Project Model and Contractual Structure
The project model will be build-operate-transfer (BOT). The concession period is expected to consist of a fixed construction term and an operation term, which will be determined as a result of the tender process, as the bidder which proposes the shortest operation term will be awarded the tender. The concession agreement will be the Implementation Contract to be signed between KGM and the project company to be established by the successful bidder. In addition to the Implementation Contract, a separate agreement will be signed between KGM, the project company and the lenders to regulate the rights of lenders vis-à-vis KGM, such as step-in, substitution and KGM’s representations and undertakings.
Traffic Guarantee
The project is expected to benefit from a traffic guarantee to be provided by KGM as well as guaranteed minimum tolls for different types of vehicles, which are stated in the tender documentation and will also be provided in the Implementation Contract. The length of the motorway will be approximately 45 kilometers.

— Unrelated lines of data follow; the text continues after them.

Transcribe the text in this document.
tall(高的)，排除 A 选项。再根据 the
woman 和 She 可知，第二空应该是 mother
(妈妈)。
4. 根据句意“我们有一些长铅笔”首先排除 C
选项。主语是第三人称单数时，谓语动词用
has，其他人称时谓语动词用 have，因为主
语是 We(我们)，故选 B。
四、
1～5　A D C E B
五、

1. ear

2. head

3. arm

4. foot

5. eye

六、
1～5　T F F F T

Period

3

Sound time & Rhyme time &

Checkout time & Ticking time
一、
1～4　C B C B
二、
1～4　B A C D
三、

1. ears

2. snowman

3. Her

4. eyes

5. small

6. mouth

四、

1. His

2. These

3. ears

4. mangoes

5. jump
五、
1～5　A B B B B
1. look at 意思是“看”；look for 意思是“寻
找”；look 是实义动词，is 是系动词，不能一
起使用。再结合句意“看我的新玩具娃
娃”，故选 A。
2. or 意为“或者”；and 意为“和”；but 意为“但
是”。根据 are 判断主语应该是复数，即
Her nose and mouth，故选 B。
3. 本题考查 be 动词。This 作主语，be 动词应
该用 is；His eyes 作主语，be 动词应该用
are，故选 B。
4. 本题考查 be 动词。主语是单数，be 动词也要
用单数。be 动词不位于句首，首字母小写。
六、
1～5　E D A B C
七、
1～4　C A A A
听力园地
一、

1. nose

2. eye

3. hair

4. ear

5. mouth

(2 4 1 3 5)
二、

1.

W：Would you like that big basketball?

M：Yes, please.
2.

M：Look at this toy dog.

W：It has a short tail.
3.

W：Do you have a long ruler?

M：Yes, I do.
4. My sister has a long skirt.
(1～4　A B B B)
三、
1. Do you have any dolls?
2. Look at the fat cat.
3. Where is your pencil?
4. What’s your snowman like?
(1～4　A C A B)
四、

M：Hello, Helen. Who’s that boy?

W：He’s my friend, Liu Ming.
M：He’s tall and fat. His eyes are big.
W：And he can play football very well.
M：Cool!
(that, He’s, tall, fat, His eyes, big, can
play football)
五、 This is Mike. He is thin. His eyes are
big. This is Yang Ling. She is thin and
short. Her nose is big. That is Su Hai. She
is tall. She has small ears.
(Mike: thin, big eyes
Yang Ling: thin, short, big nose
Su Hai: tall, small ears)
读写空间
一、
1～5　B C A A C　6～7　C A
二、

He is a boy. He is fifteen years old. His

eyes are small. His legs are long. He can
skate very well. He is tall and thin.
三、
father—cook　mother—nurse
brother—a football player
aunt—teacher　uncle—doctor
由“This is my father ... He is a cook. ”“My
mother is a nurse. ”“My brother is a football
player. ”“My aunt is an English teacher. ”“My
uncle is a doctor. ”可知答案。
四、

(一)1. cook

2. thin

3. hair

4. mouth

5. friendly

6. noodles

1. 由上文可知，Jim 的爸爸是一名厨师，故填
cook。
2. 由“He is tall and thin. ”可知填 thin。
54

Debt Assumption by the Ministry of Transport and Infrastructure
Debt assumption basically refers to the assumption of the loan and financing costs by the State or the relevant public entity upon termination of the underlying concession agreement. As per the Build-Operate-Transfer Law No. 3996, the debt assumption undertaking in this project is given by KGM and the Ministry of Transport and Infrastructure.
Current Status
We, as Ergün Law Firm, have represented the Sponsors, including Rönesans Holding and Samsung C&T Corporation, in the EUR 1.1 billion financing of this project, which is the first project with debt assumption undertaking by the Ministry of Transport and Infrastructure, Republic of Turkey and KGM. The financing was provided by IFIs, IDBs and other financial institutions, including EBRD, Islamic Development Bank (IsDB), Islamic Corporation for the Development of the Private Sector (ICD), Asian Infrastructure Investment Bank (AIIB), Deutsche Bank, Standard Chartered, Natixis Corporate & Investment Banking, UBS and VakıfBank, and backed by the ECAs, including Atradius, The Islamic Corporation for the Insurance of Investment and Export Credit (ICIEC) and SERV Swiss Export Risk Insurance.